Here is a recent example, of a situation where I had to invest significant effort to get some satisfaction…

In June 2012, I purchased some special hair care products on the Internet. I thought I had signed up for just the one month, introductory package, but apparently, in very small print, I had signed up for ongoing deliveries until I canceled.

When I got my first surprise delivery in early August, I called their customer service department and verbally canceled the subscription. I was told that I should have read the small print on the email, on the website etc, because I authorized this second delivery. I ultimately agreed to keep and pay for the second shipment, but clearly stated- cancel everything else.
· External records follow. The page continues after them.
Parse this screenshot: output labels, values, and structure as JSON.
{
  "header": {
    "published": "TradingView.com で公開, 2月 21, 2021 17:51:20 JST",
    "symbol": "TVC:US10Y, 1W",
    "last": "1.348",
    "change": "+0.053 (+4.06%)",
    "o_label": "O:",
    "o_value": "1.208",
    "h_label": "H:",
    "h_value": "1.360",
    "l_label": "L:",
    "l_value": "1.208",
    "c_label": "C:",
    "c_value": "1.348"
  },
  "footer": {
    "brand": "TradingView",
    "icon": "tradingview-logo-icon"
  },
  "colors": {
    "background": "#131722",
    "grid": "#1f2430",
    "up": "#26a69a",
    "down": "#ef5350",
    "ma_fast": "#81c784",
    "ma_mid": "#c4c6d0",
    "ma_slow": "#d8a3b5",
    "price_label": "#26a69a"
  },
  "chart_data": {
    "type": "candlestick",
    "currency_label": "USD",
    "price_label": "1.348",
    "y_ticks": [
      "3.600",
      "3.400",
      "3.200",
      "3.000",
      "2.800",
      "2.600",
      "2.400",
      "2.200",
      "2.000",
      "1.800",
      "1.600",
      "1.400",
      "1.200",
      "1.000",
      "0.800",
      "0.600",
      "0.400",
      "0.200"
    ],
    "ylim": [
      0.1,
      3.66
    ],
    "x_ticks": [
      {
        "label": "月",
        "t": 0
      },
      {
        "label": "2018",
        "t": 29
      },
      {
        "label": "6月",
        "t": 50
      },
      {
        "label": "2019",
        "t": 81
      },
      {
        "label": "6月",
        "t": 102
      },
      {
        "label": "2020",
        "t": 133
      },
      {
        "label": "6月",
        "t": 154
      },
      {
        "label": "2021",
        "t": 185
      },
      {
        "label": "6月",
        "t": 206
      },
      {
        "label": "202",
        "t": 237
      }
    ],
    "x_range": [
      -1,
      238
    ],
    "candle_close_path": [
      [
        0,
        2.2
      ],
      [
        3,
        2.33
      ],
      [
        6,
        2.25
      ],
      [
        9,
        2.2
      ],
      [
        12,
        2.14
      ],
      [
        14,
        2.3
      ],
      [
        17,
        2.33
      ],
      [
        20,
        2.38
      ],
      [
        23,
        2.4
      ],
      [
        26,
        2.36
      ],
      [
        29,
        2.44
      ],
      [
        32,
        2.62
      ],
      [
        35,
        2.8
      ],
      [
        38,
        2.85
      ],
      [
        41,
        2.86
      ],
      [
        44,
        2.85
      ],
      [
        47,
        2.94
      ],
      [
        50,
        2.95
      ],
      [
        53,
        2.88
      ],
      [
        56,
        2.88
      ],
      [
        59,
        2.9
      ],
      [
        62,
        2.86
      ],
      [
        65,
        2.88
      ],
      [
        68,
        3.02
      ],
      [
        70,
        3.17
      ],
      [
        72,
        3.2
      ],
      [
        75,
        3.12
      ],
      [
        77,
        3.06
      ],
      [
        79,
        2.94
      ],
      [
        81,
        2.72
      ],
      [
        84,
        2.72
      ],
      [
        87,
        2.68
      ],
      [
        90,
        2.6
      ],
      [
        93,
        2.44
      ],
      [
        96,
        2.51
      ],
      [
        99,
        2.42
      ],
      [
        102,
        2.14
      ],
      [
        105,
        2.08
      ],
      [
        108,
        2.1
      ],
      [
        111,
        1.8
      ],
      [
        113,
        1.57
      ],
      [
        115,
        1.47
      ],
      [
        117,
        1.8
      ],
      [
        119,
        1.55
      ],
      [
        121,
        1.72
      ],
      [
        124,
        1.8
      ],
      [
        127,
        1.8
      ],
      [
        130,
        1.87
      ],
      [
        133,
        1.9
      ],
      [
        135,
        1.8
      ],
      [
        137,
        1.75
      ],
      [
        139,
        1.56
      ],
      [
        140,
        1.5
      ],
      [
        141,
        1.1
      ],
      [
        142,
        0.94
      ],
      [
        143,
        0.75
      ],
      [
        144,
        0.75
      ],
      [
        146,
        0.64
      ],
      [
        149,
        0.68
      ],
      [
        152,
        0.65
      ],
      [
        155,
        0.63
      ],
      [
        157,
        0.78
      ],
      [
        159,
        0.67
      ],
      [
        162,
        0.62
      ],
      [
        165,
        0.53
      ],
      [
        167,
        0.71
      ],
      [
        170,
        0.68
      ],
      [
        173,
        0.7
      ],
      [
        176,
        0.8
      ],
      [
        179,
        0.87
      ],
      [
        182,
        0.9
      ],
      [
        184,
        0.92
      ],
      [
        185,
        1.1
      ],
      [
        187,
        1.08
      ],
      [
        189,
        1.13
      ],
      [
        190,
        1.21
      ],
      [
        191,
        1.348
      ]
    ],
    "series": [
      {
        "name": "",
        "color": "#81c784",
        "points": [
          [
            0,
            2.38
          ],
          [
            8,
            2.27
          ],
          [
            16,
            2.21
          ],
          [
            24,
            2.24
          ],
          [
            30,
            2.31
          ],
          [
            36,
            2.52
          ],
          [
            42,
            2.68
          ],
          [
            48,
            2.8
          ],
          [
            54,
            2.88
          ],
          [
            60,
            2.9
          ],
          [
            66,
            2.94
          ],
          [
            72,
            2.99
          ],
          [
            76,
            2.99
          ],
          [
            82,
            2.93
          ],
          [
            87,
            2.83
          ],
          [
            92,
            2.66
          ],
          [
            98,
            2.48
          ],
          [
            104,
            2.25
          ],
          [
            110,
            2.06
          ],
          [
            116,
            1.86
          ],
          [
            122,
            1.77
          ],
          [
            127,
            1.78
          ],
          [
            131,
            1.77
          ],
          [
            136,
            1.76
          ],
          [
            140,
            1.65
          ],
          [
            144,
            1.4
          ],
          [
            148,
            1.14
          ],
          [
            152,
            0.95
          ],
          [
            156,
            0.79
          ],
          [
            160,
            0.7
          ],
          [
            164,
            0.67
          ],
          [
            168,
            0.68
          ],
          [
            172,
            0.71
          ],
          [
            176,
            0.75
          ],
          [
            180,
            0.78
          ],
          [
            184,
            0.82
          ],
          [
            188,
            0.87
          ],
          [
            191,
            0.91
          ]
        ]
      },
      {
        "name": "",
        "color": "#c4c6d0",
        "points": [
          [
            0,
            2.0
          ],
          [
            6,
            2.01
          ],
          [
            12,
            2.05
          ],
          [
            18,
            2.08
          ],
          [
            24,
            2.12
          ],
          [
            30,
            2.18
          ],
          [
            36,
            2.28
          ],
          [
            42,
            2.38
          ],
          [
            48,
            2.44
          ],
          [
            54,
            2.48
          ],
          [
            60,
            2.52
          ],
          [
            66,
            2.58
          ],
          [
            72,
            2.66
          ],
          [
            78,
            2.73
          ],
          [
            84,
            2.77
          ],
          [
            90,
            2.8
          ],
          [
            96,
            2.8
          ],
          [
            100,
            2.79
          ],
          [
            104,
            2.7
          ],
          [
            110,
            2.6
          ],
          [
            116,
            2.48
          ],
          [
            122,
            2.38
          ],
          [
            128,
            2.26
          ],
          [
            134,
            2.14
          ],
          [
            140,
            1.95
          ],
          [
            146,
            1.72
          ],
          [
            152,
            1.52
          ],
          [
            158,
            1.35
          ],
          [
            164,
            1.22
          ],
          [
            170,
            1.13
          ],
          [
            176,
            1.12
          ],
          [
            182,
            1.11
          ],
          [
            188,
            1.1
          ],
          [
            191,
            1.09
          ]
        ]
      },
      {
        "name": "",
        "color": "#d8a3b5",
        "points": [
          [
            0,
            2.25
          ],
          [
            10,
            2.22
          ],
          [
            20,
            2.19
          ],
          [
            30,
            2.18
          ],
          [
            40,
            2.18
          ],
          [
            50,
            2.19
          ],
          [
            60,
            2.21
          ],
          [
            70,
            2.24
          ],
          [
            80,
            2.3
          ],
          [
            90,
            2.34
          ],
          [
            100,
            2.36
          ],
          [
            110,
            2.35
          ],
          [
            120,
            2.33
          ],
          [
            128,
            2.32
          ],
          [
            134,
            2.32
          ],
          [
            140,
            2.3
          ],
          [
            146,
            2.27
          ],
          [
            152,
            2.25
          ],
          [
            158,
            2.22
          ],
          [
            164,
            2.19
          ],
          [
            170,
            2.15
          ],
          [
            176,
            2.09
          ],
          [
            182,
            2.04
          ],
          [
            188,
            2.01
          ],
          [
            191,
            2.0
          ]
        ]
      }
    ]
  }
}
About six weeks later I received another shipment. This one was bigger and the ticket price was $90! I called customer service again and waited on hold for 3 minutes. The person who answered could not help me and I was transferred to an account specialist. From there I waited on hold for 15 minutes (timed on my iPhone) and the person who answered said, “I can see that you called us last month, but there is no record of the cancellation. I can cancel the subscription now, but you will need to mail back the products to get a credit.” I asked them to pay for the return shipping, but they refused. I hung up the phone and my blood was boiling.

I contacted my credit card company and disputed the charge. I then went to the Better Business Bureau website and entered a formal customer service complaint against the company. About a week later, the hair care company contacted me and agreed to credit me for the products and pay for return shipping. (Why not let me keep the products for all the hassle?)

What an exhausting ordeal and the interesting part is, their hair products are awesome. I loved them and would want to keep using them, but since they have caused me so much time and effort, why bother.

The other interesting thing I discovered was that there were a bunch of other complaints against them on the Better Business Bureau website, about the exact same thing. This issue of not knowing you sign up for future shipments is very common, yet they have not changed their selling practices. Instead, they keep upsetting customers and requiring our effort to cancel.

  • Are you making it super easy for your customers to do business with you?
  • Are you learning from your mistakes, so they are not repeated with other customers?  Or, are you only reacting when you receive a customer sat survey with low ratings?
  • Is customer effort low, yet customer satisfaction high?